Entre 1989 e 1995, o iene japonês valorizou 46% diante do yuan chinês. No mesmo período, os investimentos das multinacionais japonesas na China saltaram de 59 bilhões de ienes para 422 bilhões. Um atento observador do fenômeno arriscou um comentário que provavelmente deixaria de nariz torcido alguns economistas brasileiros, os fanáticos da livre, leve e solta flutuação cambial. O observador inconveniente declarou: imagino que não se trata de uma mera coincidência a relação entre a valorização do iene e a aceleração do fluxo de investimento direto para a China. O novo governo do Japão está empenhado na volta para casa das empresas que migraram para outras paragens. Para tanto, cuidam de administrar o iene e torná-lo mais atraente para os exportadores japoneses.
Mas há quem acredite, no Brasil, que o movimento do ID deveria dar-se na direção contrária: a valorização do iene tornaria, enfim, os equipamentos chineses mais baratos, convidando os industriosos japoneses a comprar os bens de investimento dos produtivistas chineses.
O sistema monetário internacional desenhado em 1944 em Bretton Woods pretendia funcionar de acordo com as seguintes regras do jogo: taxas fixas, mas ajustáveis, de câmbio; limitada mobilidade de capitais; cobertura de déficits em transações correntes por uma instituição pública multilateral. Câmbio e juros eram preços-âncora, cuja relativa estabilidade e previsibilidade eram vistas como essenciais para a formação das expectativas dos possuidores de riqueza envolvidos nas decisões de produção e investimento.

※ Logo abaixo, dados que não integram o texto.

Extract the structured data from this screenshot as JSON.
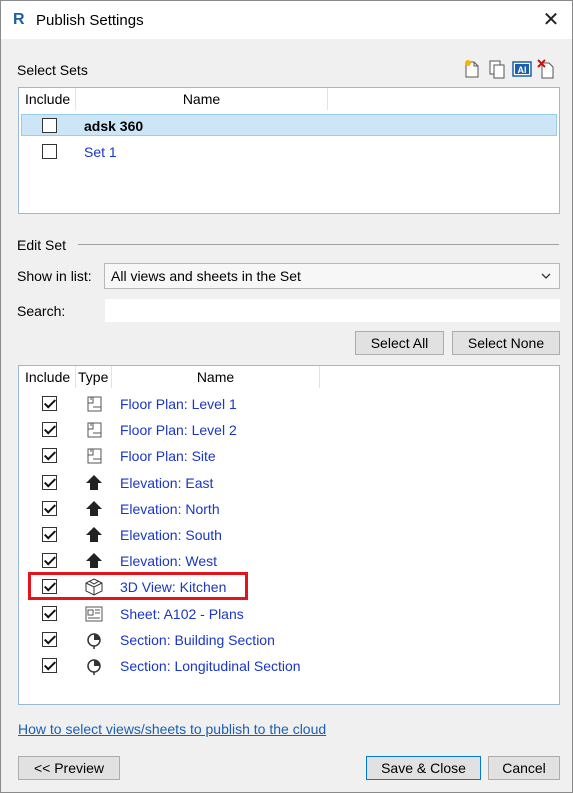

Nas últimas quatro décadas, a desregulamentação dos mercados e a crescente liberalização dos movimentos de capitais entre as principais praças de negócios mudaram radicalmente o panorama. Nas economias contemporâneas, a finança direta e “securitizada” ganhou maior importância e, com ela, cresceram com enorme rapidez os mercados de derivativos, como proteção contra os riscos de mercado e de liquidez e como instrumentos de “descoberta” da trajetória e variação dos preços dos ativos. Essas transformações ampliaram as possibilidades de alavancagem financeira e, consequentemente, facilitaram a ocorrência de bolhas nos mercados de ativos e de crédito, a despeito (dizem uns) ou por causa (dizem outros) da generalização dos derivativos.
Os regimes cambiais caminharam na direção de um sistema de taxas flutuantes.Tratava-se de escapar das aporias da “trindade impossível”: a convivência entre taxas fixas, mobilidade de capitais e autonomia da política monetária doméstica.
Países de moeda não conversível, particularmente os da América Latina, entraram no jogo da abertura financeira. Em um primeiro momento, as políticas de liberalização financeira e o generoso ingresso de capitais permitiram a “ancoragem” cambial, arma potente de estabilização nas economias de alta inflação. No Brasil e, sobretudo, na Argentina dos anos 1990, o câmbio fixo ou semifixo deu asas à valorização cambial e assegurou o controle da inflação. Mais importantes do que a fragilização do balanço de pagamentos foram a devastação industrial produzida pela política de valorização cambial e a subordinação da política monetária às avaliações mercuriais dos mercados globais. A trajetória insustentável das economias culminou na crise e na adoção do câmbio flutuante. A inflação ficou por conta do regime de metas.
A abertura financeira inverteu as determinações do balanço de pagamentos. Nos momentos de farta liquidez internacional, países com taxas de câmbio flutuantes, dotados de moedas frágeis, ou seja, desprezível participação nas transações internacionais, correm o risco da valorização indesejada da moeda local ou estão obrigados a realizar operações de esterilização dos efeitos monetários da expansão das reservas com taxas de juro abusivas.
O montante relativamente elevado de reservas que os bancos centrais devem manter para garantir a estabilidade do câmbio é um dos sintomas da impossibilidade de adoção da flutuação cambial pura. Como os títulos de riqueza em moeda local e os denominados em dólares são substitutos muito imperfeitos, a arbitragem entre juros internos e externos não logra a convergência das taxas e acaba por impor a “administração” do câmbio.
Hoje são raros os regimes de flutuação livre e solta. Muitos países da periferia, diz o economista Michel Aglietta, revelam preocupação com a manutenção de suas vantagens competitivas e com a volatilidade dos movimentos de capitais. “Eles não podem, portanto, permitir que o mercado jogue com a taxa de câmbio. Alguns apreenderam à custa de muito sacrifício que valorizar a taxa de câmbio nominal em um ambiente de fragilidade financeira pode desencadear um processo deletério de desconfiança. Regimes de câmbio intermediários, de flexibilidade controlada, constituem um caminho estreito para a coordenação entre os diferentes objetivos de política monetária.”